API: GET /analytics/marketing-keys (list), POST /analytics/marketing-keys (create; body: name?, visible_pages?; returns key once), GET /analytics/marketing-keys/:id, PATCH /analytics/marketing-keys/:id (name, visible_pages), POST /analytics/marketing-keys/:id/regenerate (returns new key once), DELETE /analytics/marketing-keys/:id. All admin-only.

Legacy: If you still use ANALYTICS_MARKETING_API_KEY (wrangler), that key uses the global marketing_api_visible_pages from AppSettings (or default). Dashboard no longer exposes that global list in the UI; use Marketing API keys for per-key control.

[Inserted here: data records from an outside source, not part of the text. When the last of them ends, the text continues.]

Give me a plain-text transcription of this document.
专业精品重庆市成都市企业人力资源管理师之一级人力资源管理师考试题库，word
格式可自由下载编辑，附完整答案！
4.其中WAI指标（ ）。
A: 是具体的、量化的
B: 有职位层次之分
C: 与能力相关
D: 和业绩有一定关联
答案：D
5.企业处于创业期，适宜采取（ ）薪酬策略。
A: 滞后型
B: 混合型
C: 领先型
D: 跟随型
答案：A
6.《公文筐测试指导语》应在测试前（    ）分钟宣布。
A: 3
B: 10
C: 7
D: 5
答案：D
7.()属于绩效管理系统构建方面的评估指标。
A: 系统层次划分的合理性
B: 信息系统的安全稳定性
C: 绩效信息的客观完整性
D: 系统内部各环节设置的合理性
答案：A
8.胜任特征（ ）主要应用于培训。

API (settings): GET /analytics/settings returns current values; PATCH /analytics/settings (admin-only) accepts send_leads_to_make, send_test_leads_to_make, test_lead_contains_strings (array of strings), bot_lead_detection, lead_reengage_hours, store_honeypot_leads, crm_lead_url_template, show_lead_submission_charts, mask_email_phone_for_marketing, and optionally marketing_api_visible_pages (for the env marketing key). If a key is missing in the table, the worker falls back to wrangler env vars.

Banner when sending is off: When send_leads_to_make is false, the dashboard shows a persistent warning banner at the top of every page (for both admin and marketing) so the team is aware that leads are not reaching the CRM. Admins see an "Enable in Settings" link; marketing sees the message only. The layout uses GET /analytics/settings/banner, which returns { send_leads_to_make, show_lead_submission_charts, marketing_visible_pages } and is allowed for all authenticated roles. The lead analytics page uses show_lead_submission_charts to hide charts when off; marketing uses marketing_visible_pages for sidebar and route access control.

Environment-level options and feature flags

Behaviour is controlled by Wrangler environment vars and secrets. Current options include:

  • ENVIRONMENT — development vs production (logging, lead forwarding to Make.com)
  • AppSettings table (DB)send_leads_to_make, send_test_leads_to_make, test_lead_contains_strings (JSON array), bot_lead_detection, lead_reengage_hours, store_honeypot_leads, crm_lead_url_template, show_lead_submission_charts, mask_email_phone_for_marketing, and optionally marketing_api_visible_pages (for the legacy env marketing key) are stored here. MarketingApiKeys table stores dashboard-generated marketing keys, each with its own VisiblePages JSON.
  • SEND_LEADS_TO_MAKE, SEND_TEST_LEADS_TO_MAKE, TEST_LEAD_CONTAINS_STRINGS (optional comma-separated), BOT_LEAD_DETECTION, STORE_HONEYPOT_LEADS, LEAD_REENGAGE_HOURS, CRM_LEAD_URL_TEMPLATE, SHOW_LEAD_SUBMISSION_CHARTS, MASK_EMAIL_PHONE_FOR_MARKETING — wrangler vars used as fallback when not set in AppSettings.
  • LOG_LEVEL, LOG_LEADS, LOG_TRACKING — logging verbosity
  • R2 retention — session/replay data retention (currently 90 days, hardcoded)

Secrets (API keys, CRM callback, etc.) are set via wrangler secret put and are not shown in the dashboard.

See Environment config for the full list and where each is used.